Mr. Russell Abrutyn, attorney for the leader of The Church of Almighty God in four Chinese provinces currently detained in Detroit, who faces deportation back to China and possible execution there, has filed a motion to reopen her case, with new evidence.
Readers of Bitter Winter may be familiar with the case of Ms Zou Demei, a Chinese woman detained in Detroit and facing deportation back to China, where she will be arrested and probably executed.
Ms Zou was until 2016 the regional leader of The Church of Almighty God (CAG), a Christian new religious movement banned in China, in the four provinces of Yunnan, Guizhou, Chongqing, and Sichuan. This made her one of the top leaders of the CAG in China, and one of the most wanted by the authorities, with a substantial bounty placed on her head. As all CAG members, she destroyed all evidence of her true identity and went under the pseudonym of Yao Lu.

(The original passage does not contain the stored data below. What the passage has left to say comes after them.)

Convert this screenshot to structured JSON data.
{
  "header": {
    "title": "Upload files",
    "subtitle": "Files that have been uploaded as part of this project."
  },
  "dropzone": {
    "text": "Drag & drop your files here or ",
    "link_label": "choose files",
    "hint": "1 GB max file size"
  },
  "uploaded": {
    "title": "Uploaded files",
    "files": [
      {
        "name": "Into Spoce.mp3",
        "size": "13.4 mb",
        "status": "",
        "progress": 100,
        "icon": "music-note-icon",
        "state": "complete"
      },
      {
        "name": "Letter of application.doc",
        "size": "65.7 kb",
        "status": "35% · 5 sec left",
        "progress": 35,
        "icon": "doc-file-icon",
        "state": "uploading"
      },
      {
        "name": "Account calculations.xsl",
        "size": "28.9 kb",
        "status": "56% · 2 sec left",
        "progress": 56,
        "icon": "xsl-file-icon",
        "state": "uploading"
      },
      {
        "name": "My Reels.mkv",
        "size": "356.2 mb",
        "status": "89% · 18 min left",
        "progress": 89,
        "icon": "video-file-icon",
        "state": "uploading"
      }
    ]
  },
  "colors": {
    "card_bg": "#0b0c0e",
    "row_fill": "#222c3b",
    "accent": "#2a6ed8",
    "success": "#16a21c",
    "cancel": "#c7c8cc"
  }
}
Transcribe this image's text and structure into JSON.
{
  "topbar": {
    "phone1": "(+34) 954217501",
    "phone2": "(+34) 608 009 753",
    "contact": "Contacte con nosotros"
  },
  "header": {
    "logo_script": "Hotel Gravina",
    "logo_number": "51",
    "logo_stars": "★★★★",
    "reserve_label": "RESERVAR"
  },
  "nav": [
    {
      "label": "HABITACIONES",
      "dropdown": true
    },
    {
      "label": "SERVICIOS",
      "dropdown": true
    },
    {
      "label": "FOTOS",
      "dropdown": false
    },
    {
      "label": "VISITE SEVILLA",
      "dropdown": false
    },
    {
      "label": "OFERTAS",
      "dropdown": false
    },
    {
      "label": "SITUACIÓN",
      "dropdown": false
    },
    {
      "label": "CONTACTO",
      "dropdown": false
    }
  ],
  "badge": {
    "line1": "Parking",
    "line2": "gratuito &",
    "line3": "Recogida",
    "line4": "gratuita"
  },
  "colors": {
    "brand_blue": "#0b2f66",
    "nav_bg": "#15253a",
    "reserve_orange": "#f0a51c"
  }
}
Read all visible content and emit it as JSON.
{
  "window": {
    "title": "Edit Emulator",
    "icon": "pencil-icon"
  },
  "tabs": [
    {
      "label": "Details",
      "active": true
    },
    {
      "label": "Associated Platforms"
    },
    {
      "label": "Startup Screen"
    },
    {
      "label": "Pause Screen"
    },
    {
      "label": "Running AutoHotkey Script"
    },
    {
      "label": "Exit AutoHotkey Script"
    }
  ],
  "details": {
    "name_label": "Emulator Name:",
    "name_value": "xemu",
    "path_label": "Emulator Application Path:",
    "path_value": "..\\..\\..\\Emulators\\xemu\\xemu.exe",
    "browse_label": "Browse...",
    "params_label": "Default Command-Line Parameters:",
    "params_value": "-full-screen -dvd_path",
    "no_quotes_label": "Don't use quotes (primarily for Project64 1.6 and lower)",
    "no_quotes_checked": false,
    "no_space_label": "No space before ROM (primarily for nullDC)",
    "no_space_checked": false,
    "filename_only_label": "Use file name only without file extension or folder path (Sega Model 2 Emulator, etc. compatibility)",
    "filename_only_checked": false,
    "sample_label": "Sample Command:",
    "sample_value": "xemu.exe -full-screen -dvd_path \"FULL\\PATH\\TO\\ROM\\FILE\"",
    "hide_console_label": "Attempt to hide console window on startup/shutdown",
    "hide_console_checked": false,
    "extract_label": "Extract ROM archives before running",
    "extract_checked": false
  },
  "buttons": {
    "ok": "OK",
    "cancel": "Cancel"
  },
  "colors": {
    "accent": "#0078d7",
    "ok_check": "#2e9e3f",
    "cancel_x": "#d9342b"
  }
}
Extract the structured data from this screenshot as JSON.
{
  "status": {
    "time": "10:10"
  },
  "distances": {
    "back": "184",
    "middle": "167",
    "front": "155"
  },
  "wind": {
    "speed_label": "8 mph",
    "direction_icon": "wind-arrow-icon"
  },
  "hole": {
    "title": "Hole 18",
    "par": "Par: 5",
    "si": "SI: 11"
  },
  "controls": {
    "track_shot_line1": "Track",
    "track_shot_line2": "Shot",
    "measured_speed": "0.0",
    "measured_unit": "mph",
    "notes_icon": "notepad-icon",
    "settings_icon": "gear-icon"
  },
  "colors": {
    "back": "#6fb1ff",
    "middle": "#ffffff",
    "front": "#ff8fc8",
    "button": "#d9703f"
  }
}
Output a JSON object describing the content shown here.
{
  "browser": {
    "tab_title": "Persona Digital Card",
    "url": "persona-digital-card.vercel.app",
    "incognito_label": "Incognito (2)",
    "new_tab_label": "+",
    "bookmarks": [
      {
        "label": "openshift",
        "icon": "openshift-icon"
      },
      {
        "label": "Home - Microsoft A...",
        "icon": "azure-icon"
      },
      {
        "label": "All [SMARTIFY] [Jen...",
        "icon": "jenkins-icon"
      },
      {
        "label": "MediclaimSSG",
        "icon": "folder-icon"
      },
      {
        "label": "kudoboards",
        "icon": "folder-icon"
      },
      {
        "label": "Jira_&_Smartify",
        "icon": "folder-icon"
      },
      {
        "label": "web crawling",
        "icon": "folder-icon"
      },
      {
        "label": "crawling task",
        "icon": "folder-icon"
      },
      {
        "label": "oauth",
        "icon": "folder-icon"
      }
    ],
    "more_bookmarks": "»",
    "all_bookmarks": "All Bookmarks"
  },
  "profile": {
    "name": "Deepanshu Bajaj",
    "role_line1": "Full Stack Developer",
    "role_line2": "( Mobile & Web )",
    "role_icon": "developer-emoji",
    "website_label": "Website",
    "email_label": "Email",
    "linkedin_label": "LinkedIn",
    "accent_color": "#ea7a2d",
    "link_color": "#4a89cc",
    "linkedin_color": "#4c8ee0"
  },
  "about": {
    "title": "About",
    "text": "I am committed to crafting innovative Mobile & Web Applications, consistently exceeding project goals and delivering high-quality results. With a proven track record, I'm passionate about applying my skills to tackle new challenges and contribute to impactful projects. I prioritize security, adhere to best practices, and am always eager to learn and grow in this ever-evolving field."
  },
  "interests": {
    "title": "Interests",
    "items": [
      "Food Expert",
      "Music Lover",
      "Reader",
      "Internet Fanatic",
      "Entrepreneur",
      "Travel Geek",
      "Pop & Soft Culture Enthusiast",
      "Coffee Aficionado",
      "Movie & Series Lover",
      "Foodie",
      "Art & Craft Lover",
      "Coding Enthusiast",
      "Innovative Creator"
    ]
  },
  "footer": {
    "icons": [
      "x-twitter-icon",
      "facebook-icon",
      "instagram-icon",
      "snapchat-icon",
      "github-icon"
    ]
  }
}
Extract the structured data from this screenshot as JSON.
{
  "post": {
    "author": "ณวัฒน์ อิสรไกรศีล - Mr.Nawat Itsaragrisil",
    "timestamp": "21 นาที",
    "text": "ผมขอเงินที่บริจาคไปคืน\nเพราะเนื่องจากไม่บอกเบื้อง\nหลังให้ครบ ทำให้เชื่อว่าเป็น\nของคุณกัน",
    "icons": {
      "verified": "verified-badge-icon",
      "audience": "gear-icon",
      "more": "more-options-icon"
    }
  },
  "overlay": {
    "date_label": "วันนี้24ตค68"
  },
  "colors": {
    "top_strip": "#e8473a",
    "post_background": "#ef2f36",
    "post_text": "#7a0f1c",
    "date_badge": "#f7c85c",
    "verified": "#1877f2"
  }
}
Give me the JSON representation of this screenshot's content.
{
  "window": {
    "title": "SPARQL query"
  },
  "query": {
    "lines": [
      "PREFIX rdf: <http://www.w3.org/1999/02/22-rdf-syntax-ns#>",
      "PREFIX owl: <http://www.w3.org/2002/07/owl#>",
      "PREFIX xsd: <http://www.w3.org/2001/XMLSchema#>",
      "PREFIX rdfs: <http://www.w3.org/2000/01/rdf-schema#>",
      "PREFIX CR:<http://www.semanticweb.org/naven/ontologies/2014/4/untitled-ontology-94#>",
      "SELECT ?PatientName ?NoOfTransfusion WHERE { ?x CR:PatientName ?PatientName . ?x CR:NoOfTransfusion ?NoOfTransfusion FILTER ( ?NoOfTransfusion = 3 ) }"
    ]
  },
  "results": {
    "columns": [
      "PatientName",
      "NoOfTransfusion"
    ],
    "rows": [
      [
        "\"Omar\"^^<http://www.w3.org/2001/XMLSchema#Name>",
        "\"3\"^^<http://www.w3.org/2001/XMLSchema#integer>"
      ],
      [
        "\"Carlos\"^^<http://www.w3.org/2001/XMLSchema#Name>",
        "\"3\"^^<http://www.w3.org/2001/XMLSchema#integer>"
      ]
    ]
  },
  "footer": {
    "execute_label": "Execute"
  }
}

In 2016, Ms Zou was informed that she was wanted not only as a leader of a banned religious movement, which was already bad enough, but on trumped up charges of espionage, which might lead to the death penalty. She managed to escape from China with the passport of another person with her picture pasted on it and reach South Korea. Since South Korea, unlike the U.S. and Canada, has not granted asylum to any CAG refugee and it was unsafe for her to live there with a false passport, she decided to move to the U.S. She landed in Detroit on January 24, 2017, where her passport was detected as false and she was arrested.
Language problems prevented her and a few co-religionists who initially tried to help her to make her case understandable to the American authorities, and her asylum request was denied on December 4, 2017, with an order that she should be deported back to China. Her appeal was rejected on May 22, 2018.
At this stage, the CAG contacted several NGOs, and instructed a specialized lawyer, Mr Russell Abrutyn of Detroit, who took over representation of Ms. Zou and was informed that Homeland Security intended to deport her back to China after August 15, 2018.
Mr Abrutyn has now filed a motion to reopen with the Board of Immigration Appeals, the highest administrative immigration court in the United States. This motion was based on new evidence that only recently became available thanks to the campaign by the international human rights community, a campaign that has drawn increased attention to Ms. Zou’s plight. As a result of this campaign, the people whose lives she touched through her leadership role in China with the CAG recognized her picture (although she had known her under a different name) and came to her defense by corroborating her role within the CAG.
In addition, Mr. Abrutyn explained, “the Board of Immigration Appeals has been provided with official government reports, which should have been but weren’t provided before, highlighting the religious persecution in China against the CAG and its adherents.”
Bitter Winter, who has led the campaign in favor of Ms. Zou, trust that, with the new documents, deportation to China, which would lead to her arrest and detention and most probably to her execution, may be avoided. However, Ms Zou needs any help she may receive from institutional and private advocates for religious liberty and human rights.